Paenibacillus tylopili

Scientific classification
- Domain: Bacteria
- Kingdom: Bacillati
- Phylum: Bacillota
- Class: Bacilli
- Order: Paenibacillales
- Family: Paenibacillaceae
- Genus: Paenibacillus
- Species: P. tylopili
- Binomial name: Paenibacillus tylopili Kuisiene et al. 2008

= Paenibacillus tylopili =

- Authority: Kuisiene et al. 2008

Species of bacterium

Paenibacillus tylopili is a soil-dwelling, Gram-positive, rod-shaped bacterium. Described in 2008, it was found in the mycorhizosphere of the bolete fungus Tylopilus felleus.

==Description==
The Gram-positive cells are rod-shaped, with dimensions of 3.0–5.9 μm long by 1.2–1.6 μm wide. Swollen sporangia produce oval endospores. It has an optimal growth temperature of 25 C, with a minimum of 9 C. Its optimum growth pH is 8.0, but can grow in the range 6.0–9.0. It is a facultative anaerobe. When cultured for two days at 25 C on agar plates containing trypticase soy agar growth medium, the resulting colonies are whitish and somewhat translucent and glossy, round and slightly raised off the surface, measuring 1–2 mm in diameter.

In standard tests of physiological characteristics, the bacterium was able to hydrolyse starch, but not casein nor gelatin, and it was able to produce acid from both of the sugars lactose and raffinose.
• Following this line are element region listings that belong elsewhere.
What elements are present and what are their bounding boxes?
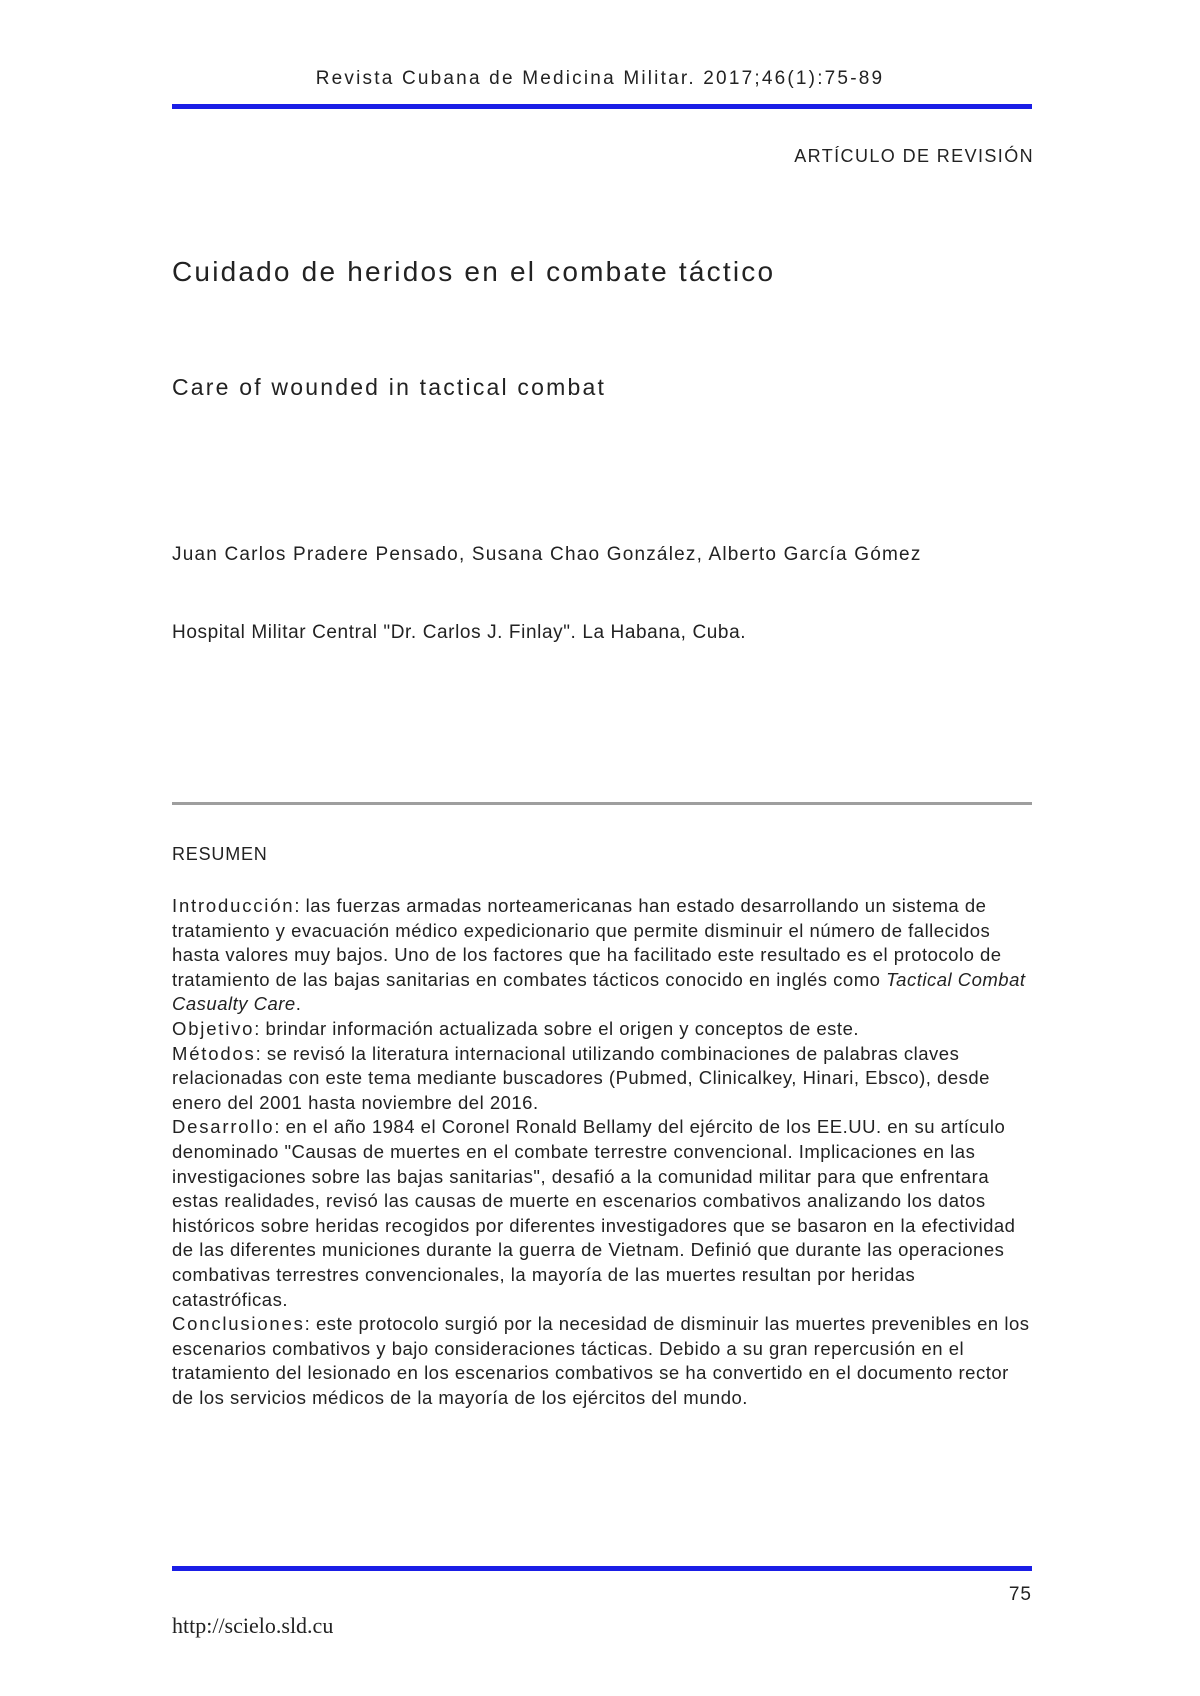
conclusiones-label: Conclusiones bbox=[172, 1313, 305, 1335]
desarrollo-text: : en el año 1984 el Coronel Ronald Bellamy del ejército de los EE.UU. en su artículo denominado "Causas de muertes en el combate terrestre convencional. Implicaciones en las investigaciones sobre las bajas sanitarias", desafió a la comunidad militar para que enfrentara estas realidades, revisó las causas de muerte en escenarios combativos analizando los datos históricos sobre heridas recogidos por diferentes investigadores que se basaron en la efectividad de las diferentes municiones durante la guerra de Vietnam. Definió que durante las operaciones combativas terrestres convencionales, la mayoría de las muertes resultan por heridas catastróficas. bbox=[172, 1116, 1016, 1310]
intro-text-a: : las fuerzas armadas norteamericanas han estado desarrollando un sistema de tratamiento y evacuación médico expedicionario que permite disminuir el número de fallecidos hasta valores muy bajos. Uno de los factores que ha facilitado este resultado es el protocolo de tratamiento de las bajas sanitarias en combates tácticos conocido en inglés como bbox=[172, 895, 1002, 990]
conclusiones-text: : este protocolo surgió por la necesidad de disminuir las muertes prevenibles en los escenarios combativos y bajo consideraciones tácticas. Debido a su gran repercusión en el tratamiento del lesionado en los escenarios combativos se ha convertido en el documento rector de los servicios médicos de la mayoría de los ejércitos del mundo. bbox=[172, 1313, 1030, 1408]
objetivo-label: Objetivo bbox=[172, 1017, 255, 1039]
objetivo-text: : brindar información actualizada sobre el origen y conceptos de este. bbox=[254, 1017, 859, 1039]
abstract-metodos bbox=[172, 1042, 1034, 1116]
abstract-desarrollo bbox=[172, 1115, 1034, 1312]
intro-text-b: . bbox=[295, 993, 302, 1015]
abstract-conclusiones bbox=[172, 1312, 1034, 1410]
footer-rule bbox=[172, 1566, 1032, 1571]
abstract-heading: RESUMEN bbox=[172, 844, 268, 864]
author-affiliation: Hospital Militar Central "Dr. Carlos J. Finlay". La Habana, Cuba. bbox=[172, 622, 747, 643]
page-number: 75 bbox=[1008, 1584, 1032, 1605]
journal-citation: Revista Cubana de Medicina Militar. 2017;46(1):75-89 bbox=[315, 68, 885, 89]
footer-url-link[interactable]: http://scielo.sld.cu bbox=[172, 1613, 334, 1638]
abstract-introduction bbox=[172, 894, 1034, 1017]
desarrollo-label: Desarrollo bbox=[172, 1116, 275, 1138]
intro-label: Introducción bbox=[172, 895, 295, 916]
metodos-text: : se revisó la literatura internacional utilizando combinaciones de palabras claves relacionadas con este tema mediante buscadores (Pubmed, Clinicalkey, Hinari, Ebsco), desde enero del 2001 hasta noviembre del 2016. bbox=[172, 1042, 990, 1113]
section-type: ARTÍCULO DE REVISIÓN bbox=[794, 146, 1034, 166]
metodos-label: Métodos bbox=[172, 1042, 256, 1064]
header-rule bbox=[172, 104, 1032, 109]
author-list: Juan Carlos Pradere Pensado, Susana Chao González, Alberto García Gómez bbox=[172, 544, 922, 565]
abstract-objetivo bbox=[172, 1017, 1034, 1042]
intro-italic: Tactical Combat Casualty Care bbox=[172, 968, 1026, 1015]
article-title-english: Care of wounded in tactical combat bbox=[172, 374, 607, 400]
section-divider bbox=[172, 802, 1032, 805]
article-title-spanish: Cuidado de heridos en el combate táctico bbox=[172, 256, 776, 287]
abstract-body bbox=[172, 894, 1034, 1410]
It does not have the ability to reduce nitrate.

Molecular analysis of 16S ribosomal RNA gene sequences shows the species to be closely related to Paenibacillus amylolyticus, P. pabuli and P. xylanilyticus. In 2011, a novel strain of Paenibacillus, named P118, isolated from the gut of the tropical fish Parotocinclus maculicauda, was reported to be closely related to P. tylopili based on 16S rRNA gene sequence similarity. Like all members of the genus Paenibacillus, its predominant fatty acid is anteiso-C15:0 (a straight chain of 15 carbon atoms, without any double bonds). Other abundant fatty acids are iso-C16:0, iso-C15:0 and n-C16:0. The bacterium has a GC-content of 44.3%. Its cell wall contains the diamino acid meso-2,6-diaminopimelic acid.

==Ecology==
Paenibacillus tylopili can degrade the polymer chitin, a major component of fungal cell walls. It lacks the ability to break down N-acetylglucosamine.